I hope this helps you in your decision making. We're working hard on self-sufficiency also - but do order a few CX and/or a batch of FR to add to our freezer supply is easy and makes it possible to enjoy our layer flock for what they are too.
 
I've been using something of two-prong approach with my chicken business. I buy commercial broilers that have been brought to market size (~2.5 kilos) and then put them on corn until they reach 3.5 - 4 kilos. From there they're sold live or dressed.

Also, I'm now marketing my first batch of 300 broilers that I raised myself. As I mentioned in another thread, I sold the first bird at 37 days and will now sell the rest over the next week to ten days.

I'm waiting to take delivery on a 640 egg incubator with the intention of hatching eggs for my personal use and also for outside sales along with commercial feeds. I can already see that it may be difficult for me sometimes to find quality fertile eggs to incubate so I'm already thinking ahead of producing my own if I'm forced to do so.
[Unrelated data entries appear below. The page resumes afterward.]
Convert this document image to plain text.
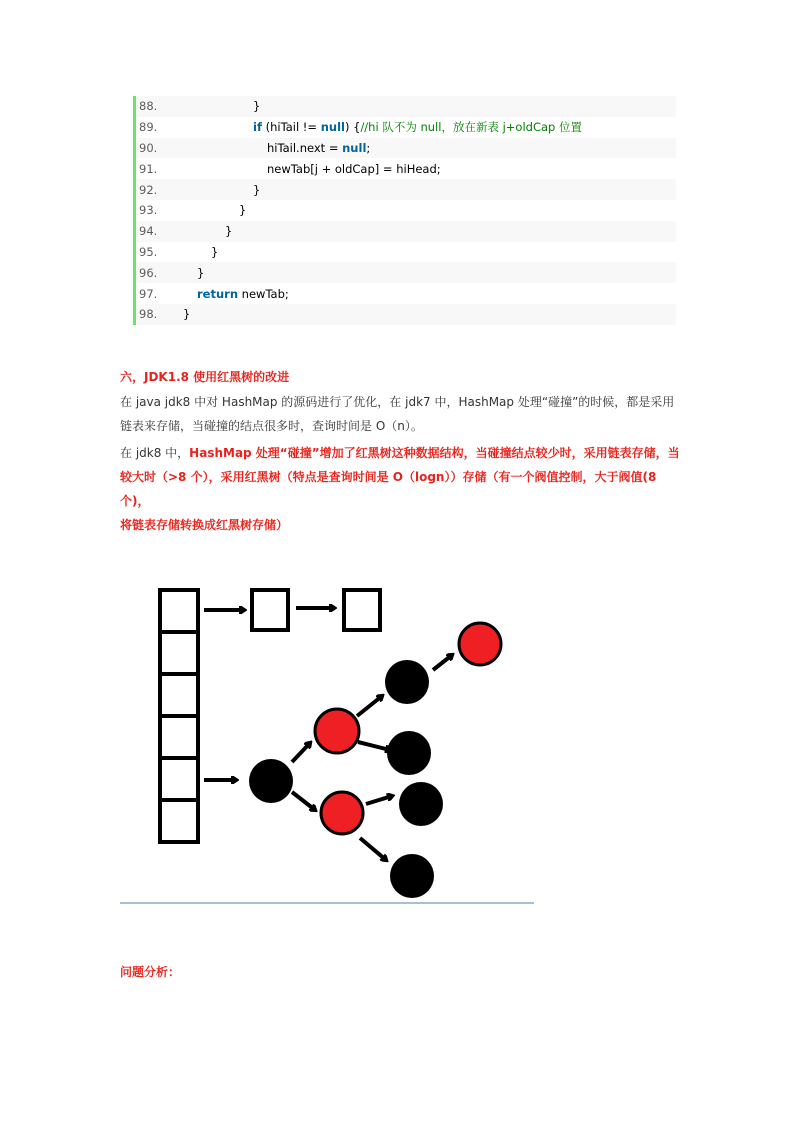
88.	}
89.	if (hiTail != null) {//hi 队不为 null，放在新表 j+oldCap 位置
90.	hiTail.next = null;
91.	newTab[j + oldCap] = hiHead;
92.	}
93.	}
94.	}
95.	}
96.	}
97.	return newTab;
98.	}
六，JDK1.8 使用红黑树的改进
在 java jdk8 中对 HashMap 的源码进行了优化，在 jdk7 中，HashMap 处理“碰撞”的时候，都是采用
链表来存储，当碰撞的结点很多时，查询时间是 O（n）。
在 jdk8 中，HashMap 处理“碰撞”增加了红黑树这种数据结构，当碰撞结点较少时，采用链表存储，当
较大时（>8 个），采用红黑树（特点是查询时间是 O（logn））存储（有一个阀值控制，大于阀值(8 个)，
将链表存储转换成红黑树存储）
问题分析：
Watching these birds get to about 4 kilos I can see that some would make excellent stock to produce fertile eggs. I'm still reading and learning about the process and if I do tackle the job, I'll do everything possible to get it right and am confident that I can eventually produce the eggs I'll need to keep the business going.
 
for me the entire reason for getting started on raising meat chickens was of course a matter of eating quality meat and knowing where it came from but bottom line is just cost. I wasn't about to go out and pay up the hen for any specific breed that is supposed to be better for meat or better for egg production. I was able to start my entire flock being patient and either buying dirt cheap chickens that I don't know what breed they are or even getting free hens from people just trying to get rid of them. Honestly I really don't care what kind of chicken they are!! As long as they are benefiting you and your family then it's the rite kind of bird. I have a pretty good flock count and routine where if we need eggs then they go strait in the fridge when collected. Eggs are a steady guaranteed food supply. I do however have a large enough flock where I get plenty more eggs then we consume in a day so all the other eggs go in the incubater and will soon be chicken enough for a good meal. Also keeping tabs on what hens are still producing eggs and the ones that are not get demoted to the stew pot. But having new eggs placed in the incubater every few days means new chicks hatching and growing and being ready to process on a steady basis.
I would say it is important to have a good steady egg laying flock established before you start chopping so that you will be able to keep both a steady supply of eggs and also hatch all the meat chickens you need and be able to replenish your egg layers as needed.
And it can all be done without cost once you are all set up.